Hang Seng Index resumes downtrend as China returns to deflation
China's consumer prices dropped by 0.2% year-over-year in October 2023, worse than the estimated 0.1% fall and a flat rate in September, signalling that the world’s second-largest economy has returned to deflation mode.
China's consumer prices dropped by 0.2% year-over-year in October 2023, worse than the estimated 0.1% fall and a flat rate in September, signalling that the world’s second-largest economy has returned to deflation mode.
In October, China's food prices dropped by 4%, while non-food inflation remained relatively stable. According to the statistics agency, the decline in the CPI print was largely attributed to the oversupply of agricultural products, however, it’s also underscoring a deteriorating domestic demand on the other hand.
In terms of producer prices, China's out-of-factory prices continue to decline in October. China's PPI fell by an annual rate of 2.6% in the previous month, marking the 13th consecutive month of producer deflation.
Overall, this week’s weaker-than-expected consumer prices and balance of trade data highlight the discomfiting reality that China's deflationary pressures are set to stay. Moreover, the fragility of China's economic recovery in 2023 is more than likely to persist in the year ahead.
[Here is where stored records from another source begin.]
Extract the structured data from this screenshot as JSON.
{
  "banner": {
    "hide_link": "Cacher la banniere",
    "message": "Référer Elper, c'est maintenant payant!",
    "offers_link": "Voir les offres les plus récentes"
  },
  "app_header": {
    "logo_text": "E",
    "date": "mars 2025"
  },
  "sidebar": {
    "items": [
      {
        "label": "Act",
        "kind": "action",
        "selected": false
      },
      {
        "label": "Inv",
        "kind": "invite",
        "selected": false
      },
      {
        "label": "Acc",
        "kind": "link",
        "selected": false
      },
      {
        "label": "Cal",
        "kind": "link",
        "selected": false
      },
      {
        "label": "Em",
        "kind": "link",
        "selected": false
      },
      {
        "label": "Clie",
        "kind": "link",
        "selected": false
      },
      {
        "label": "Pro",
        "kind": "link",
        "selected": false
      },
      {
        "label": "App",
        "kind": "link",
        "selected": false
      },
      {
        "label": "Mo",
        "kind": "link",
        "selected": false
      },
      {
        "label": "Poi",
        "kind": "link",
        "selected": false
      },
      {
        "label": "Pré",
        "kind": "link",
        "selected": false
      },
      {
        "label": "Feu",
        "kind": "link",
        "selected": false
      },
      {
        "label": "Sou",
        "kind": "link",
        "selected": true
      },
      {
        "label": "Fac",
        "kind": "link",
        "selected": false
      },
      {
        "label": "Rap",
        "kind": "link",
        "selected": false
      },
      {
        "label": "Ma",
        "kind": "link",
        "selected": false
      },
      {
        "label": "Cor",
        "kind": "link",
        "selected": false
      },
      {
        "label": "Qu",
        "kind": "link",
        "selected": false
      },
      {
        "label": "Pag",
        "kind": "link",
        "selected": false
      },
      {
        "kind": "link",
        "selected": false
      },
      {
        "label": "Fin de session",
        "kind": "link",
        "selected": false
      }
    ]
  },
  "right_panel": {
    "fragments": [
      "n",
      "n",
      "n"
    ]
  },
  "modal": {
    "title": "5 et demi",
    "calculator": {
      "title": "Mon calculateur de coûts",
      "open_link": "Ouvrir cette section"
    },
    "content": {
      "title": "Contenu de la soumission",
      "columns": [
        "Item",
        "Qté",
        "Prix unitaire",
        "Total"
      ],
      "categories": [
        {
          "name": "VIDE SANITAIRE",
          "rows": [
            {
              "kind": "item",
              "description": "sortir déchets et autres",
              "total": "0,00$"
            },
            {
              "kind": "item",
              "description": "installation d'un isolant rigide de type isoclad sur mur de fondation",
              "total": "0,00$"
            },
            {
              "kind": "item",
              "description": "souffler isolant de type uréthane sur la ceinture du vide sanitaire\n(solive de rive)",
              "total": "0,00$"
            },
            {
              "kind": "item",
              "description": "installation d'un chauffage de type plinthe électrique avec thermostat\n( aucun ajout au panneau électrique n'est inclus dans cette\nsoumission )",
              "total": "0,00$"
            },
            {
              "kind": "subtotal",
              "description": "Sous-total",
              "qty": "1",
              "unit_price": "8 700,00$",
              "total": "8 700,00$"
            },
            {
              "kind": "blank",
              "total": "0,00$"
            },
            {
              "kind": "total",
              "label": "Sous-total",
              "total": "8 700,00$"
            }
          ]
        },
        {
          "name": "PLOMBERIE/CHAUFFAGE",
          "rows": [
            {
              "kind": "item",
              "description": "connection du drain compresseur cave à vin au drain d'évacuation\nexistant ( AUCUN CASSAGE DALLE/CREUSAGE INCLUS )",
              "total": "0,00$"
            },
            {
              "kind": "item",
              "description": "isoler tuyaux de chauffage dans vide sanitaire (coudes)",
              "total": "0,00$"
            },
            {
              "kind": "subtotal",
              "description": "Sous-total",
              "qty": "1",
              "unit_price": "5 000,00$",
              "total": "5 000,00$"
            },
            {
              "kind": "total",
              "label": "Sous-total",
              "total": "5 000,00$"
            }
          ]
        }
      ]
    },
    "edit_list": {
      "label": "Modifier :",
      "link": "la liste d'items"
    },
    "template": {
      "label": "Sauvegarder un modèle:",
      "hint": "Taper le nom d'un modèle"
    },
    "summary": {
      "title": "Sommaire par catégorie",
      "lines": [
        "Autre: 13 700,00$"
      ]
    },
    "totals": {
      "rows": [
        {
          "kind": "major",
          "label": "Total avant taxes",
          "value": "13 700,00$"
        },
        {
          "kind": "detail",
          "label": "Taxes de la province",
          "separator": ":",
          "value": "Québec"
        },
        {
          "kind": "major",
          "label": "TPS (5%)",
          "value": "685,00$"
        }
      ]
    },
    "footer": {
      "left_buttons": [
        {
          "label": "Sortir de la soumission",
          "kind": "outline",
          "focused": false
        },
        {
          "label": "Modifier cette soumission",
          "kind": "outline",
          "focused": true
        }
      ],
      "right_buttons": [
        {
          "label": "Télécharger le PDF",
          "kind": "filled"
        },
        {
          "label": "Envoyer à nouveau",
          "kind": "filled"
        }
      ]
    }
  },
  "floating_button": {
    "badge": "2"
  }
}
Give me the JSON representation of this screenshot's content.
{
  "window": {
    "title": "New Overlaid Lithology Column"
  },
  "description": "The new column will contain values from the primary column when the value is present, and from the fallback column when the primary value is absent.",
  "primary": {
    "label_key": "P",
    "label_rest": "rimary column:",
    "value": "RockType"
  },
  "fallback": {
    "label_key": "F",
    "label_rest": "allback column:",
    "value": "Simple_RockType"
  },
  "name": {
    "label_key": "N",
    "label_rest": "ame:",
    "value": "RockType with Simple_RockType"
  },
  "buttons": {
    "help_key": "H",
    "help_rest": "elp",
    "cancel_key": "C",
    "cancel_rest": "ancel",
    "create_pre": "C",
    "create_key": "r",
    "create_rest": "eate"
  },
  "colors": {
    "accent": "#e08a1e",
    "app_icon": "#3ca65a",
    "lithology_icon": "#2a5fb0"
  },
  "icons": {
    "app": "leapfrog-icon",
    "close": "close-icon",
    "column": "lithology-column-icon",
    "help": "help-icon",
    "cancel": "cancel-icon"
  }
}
Hang Seng Index techinical analysis
The Hang Seng Index, despite a strong breakthrough of the 50-day moving average earlier this week, failed to conquer the level above 18,000, leaving it with a lower-high below the October peak (18156) and thus forming a new descending trendline.
Short-term support lies near the 20-day moving average at around 17,357, while near-term pressure comes from the 50-day moving average and the bottom of August, between 17,575 and 17,603.